Quetzal introduced the idea of "negative coverage" - meaning that if you have 88 % test coverage, you should not see this as something positive you have achieved, but as something missing (you miss 12 % of completion) - thus the title of this post.
He also offered very nice mental model of unit tests: see all possible paths through your code as network of roads in a state. Your unit tests are like taking small car and start driving through these roads. If you go through 88% of the roads, you can at least tell that all these roads and bridges are finished and passable with the small car driving at normal speed, that there are no fallen trees on the road and so on.
You cannot say anything about the remaining 12 % roads and bridges you have not visited. They may not exist at all - or be only half finished. You simply do not know.

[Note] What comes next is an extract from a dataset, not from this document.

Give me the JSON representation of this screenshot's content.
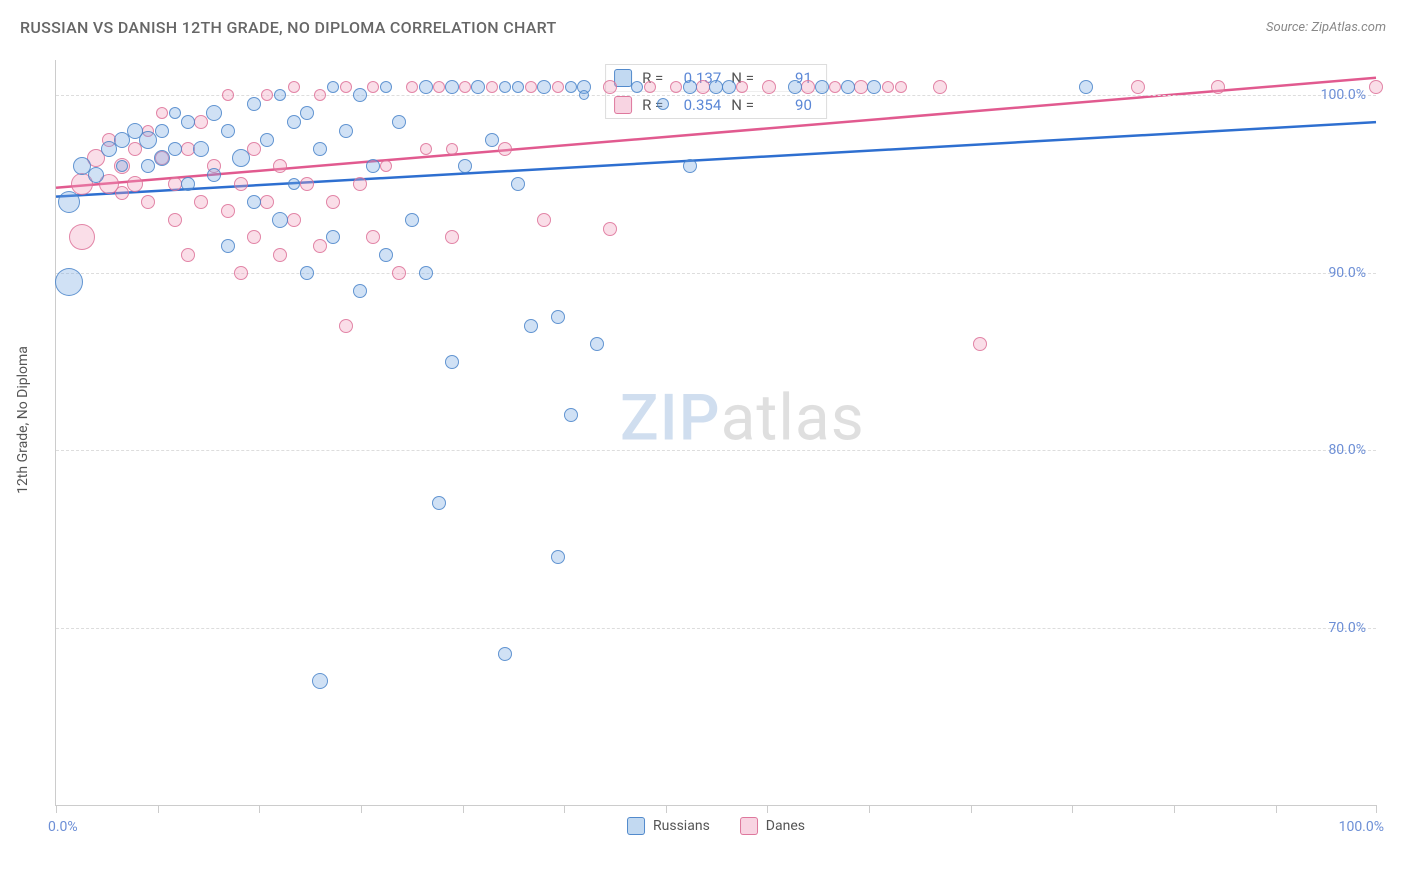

It is also important to understand that you do not now how many those 88% tested roads will still be OK when you try to drive through with a 18 wheeler truck - or at 250 km/h in a sports car (feel free to fill in your favorite racing car make ...).
The parallel goes even further in matching the "freeways" and side roads with main execution paths vs sideroads (you have to take freeway in order to get to the sideroad) - but to get all, get a podcast, load it to your iPod (or Zune ;-)) to find out more.
I keep listening to Hanselminutes because I like the content and the style and also to keep a tie to Microsoft world during the periods I am working outside of .NET (like in last 10 months). But even if you are not developing in Microsoft environment, many episodes of Hanselminutes very often bring ideas with much wider applicability. This is one of them.